12 O complexo de Édipo é a representação inconsciente pela qual se exprime o desejo sexual ou amoroso da criança pelo genitor do sexo oposto e sua hostilidade para com o genitor do mesmo sexo. Em geral, esses afetos de amor e hostilidade apresentam-se como afetos simultâneos e geradores de ambivalência e conflito no "aparelho psíquico". Nesse sentido, o Édipo designa, ao mesmo tempo, o complexo definido por Freud e o mito fundador sobre o qual repousa a teoria psicanalítica como elucidação das relações do ser humano com suas origens e sua genealogia familiar e histórica. O termo é tão fundamental que pode ser encontrado em quase toda a obra de Freud. Para uma minuta do desenvolvimento do termo na história da psicanálise, de acordo com seu próprio criador: Cf. Freud, S. A História do Movimento Psicanalítico. Edição standard brasileira das obras psicológicas completas de Sigmund Freud. Vol. XIV. Rio de Janeiro: Imago, 1996, passim.

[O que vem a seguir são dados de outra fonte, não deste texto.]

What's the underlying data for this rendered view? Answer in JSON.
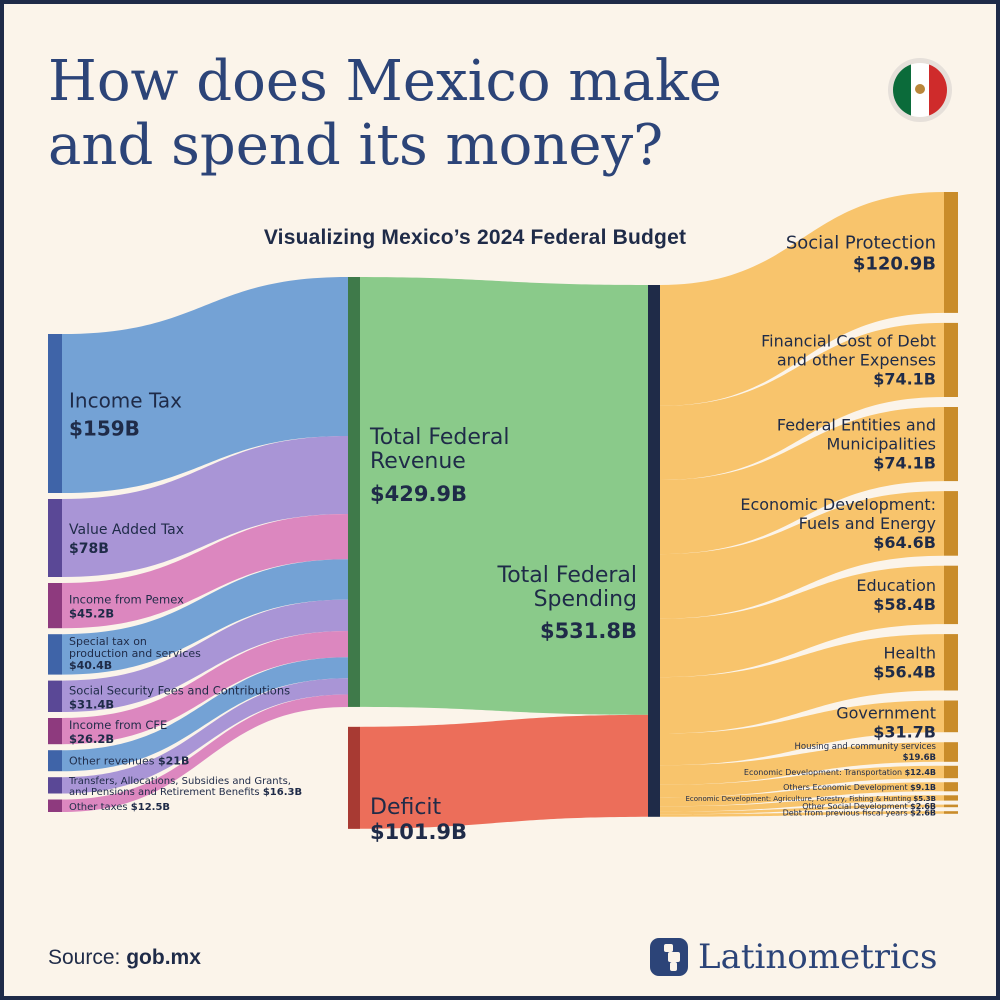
{
  "title_line1": "How does Mexico make",
  "title_line2": "and spend its money?",
  "subtitle": "Visualizing Mexico’s 2024 Federal Budget",
  "source_label": "Source:",
  "source_value": "gob.mx",
  "brand": "Latinometrics",
  "flag_icon": "mexico-flag-icon",
  "colors": {
    "background": "#fbf4ea",
    "title": "#2c4478",
    "revenue_node": "#8aca8a",
    "revenue_bar": "#3f7a4a",
    "deficit_node": "#ec6e5a",
    "deficit_bar": "#a83a33",
    "spending_bar": "#1f2b48",
    "spending_flow": "#f8c46c",
    "spending_bar_right": "#c98c2a"
  },
  "chart_data": {
    "type": "sankey",
    "unit": "$B",
    "sources": [
      {
        "label": "Income Tax",
        "value_label": "$159B",
        "value": 159,
        "color": "#74a2d5",
        "bar": "#3f64a8"
      },
      {
        "label": "Value Added Tax",
        "value_label": "$78B",
        "value": 78,
        "color": "#a995d6",
        "bar": "#5a4896"
      },
      {
        "label": "Income from Pemex",
        "value_label": "$45.2B",
        "value": 45.2,
        "color": "#dc87bf",
        "bar": "#8e3a7e"
      },
      {
        "label": "Special tax on production and services",
        "value_label": "$40.4B",
        "value": 40.4,
        "color": "#74a2d5",
        "bar": "#3f64a8"
      },
      {
        "label": "Social Security Fees and Contributions",
        "value_label": "$31.4B",
        "value": 31.4,
        "color": "#a995d6",
        "bar": "#5a4896"
      },
      {
        "label": "Income from CFE",
        "value_label": "$26.2B",
        "value": 26.2,
        "color": "#dc87bf",
        "bar": "#8e3a7e"
      },
      {
        "label": "Other revenues",
        "value_label": "$21B",
        "value": 21,
        "color": "#74a2d5",
        "bar": "#3f64a8"
      },
      {
        "label": "Transfers, Allocations, Subsidies and Grants, and Pensions and Retirement Benefits",
        "value_label": "$16.3B",
        "value": 16.3,
        "color": "#a995d6",
        "bar": "#5a4896"
      },
      {
        "label": "Other taxes",
        "value_label": "$12.5B",
        "value": 12.5,
        "color": "#dc87bf",
        "bar": "#8e3a7e"
      }
    ],
    "revenue": {
      "label": "Total Federal Revenue",
      "value_label": "$429.9B",
      "value": 429.9
    },
    "deficit": {
      "label": "Deficit",
      "value_label": "$101.9B",
      "value": 101.9
    },
    "spending": {
      "label": "Total Federal Spending",
      "value_label": "$531.8B",
      "value": 531.8
    },
    "uses": [
      {
        "label": "Social Protection",
        "value_label": "$120.9B",
        "value": 120.9
      },
      {
        "label": "Financial Cost of Debt and other Expenses",
        "value_label": "$74.1B",
        "value": 74.1
      },
      {
        "label": "Federal Entities and Municipalities",
        "value_label": "$74.1B",
        "value": 74.1
      },
      {
        "label": "Economic Development: Fuels and Energy",
        "value_label": "$64.6B",
        "value": 64.6
      },
      {
        "label": "Education",
        "value_label": "$58.4B",
        "value": 58.4
      },
      {
        "label": "Health",
        "value_label": "$56.4B",
        "value": 56.4
      },
      {
        "label": "Government",
        "value_label": "$31.7B",
        "value": 31.7
      },
      {
        "label": "Housing and community services",
        "value_label": "$19.6B",
        "value": 19.6
      },
      {
        "label": "Economic Development: Transportation",
        "value_label": "$12.4B",
        "value": 12.4
      },
      {
        "label": "Others Economic Development",
        "value_label": "$9.1B",
        "value": 9.1
      },
      {
        "label": "Economic Development: Agriculture, Forestry, Fishing & Hunting",
        "value_label": "$5.3B",
        "value": 5.3
      },
      {
        "label": "Other Social Development",
        "value_label": "$2.6B",
        "value": 2.6
      },
      {
        "label": "Debt from previous fiscal years",
        "value_label": "$2.6B",
        "value": 2.6
      }
    ]
  }
}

13 Em 1920, com a publicação do ensaio "Além do princípio de prazer", Freud (1920/1996) instaurou um dualismo pulsional no qual opõe as pulsões de vida às pulsões de morte, Eros e Thanatos. A repercussão desse dualismo foi intenso, tanto por seus efeitos no pensamento filosófico do século XX quanto pelas polêmicas e pelas rejeições que essa tese provocaria no próprio interior do movimento psicanalítico. Foi a partir da observação da compulsão à repetição que Freud pensou em teorizar aquilo a que chamou pulsão de morte. De origem inconsciente e, portanto, difícil de controlar, essa compulsão leva o sujeito a se colocar repetitivamente em situações dolorosas, réplicas de experiências antigas. Mesmo que não se possa eliminar qualquer vestígio de satisfação libidinal desse processo, o que contribui para torná-lo difícil de observar em estado puro, o simples princípio de prazer não pode explicá-lo. Assim, Freud reconheceu um caráter "demoníaco" nessa compulsão à repetição. Foi a análise do Pequeno Hans (nome fictício de Herbert Graf), bem como o estudo das neuroses de guerra, que lhe demonstraram sua existência.
14 "É assim que a consciência faz de nós todos covardes".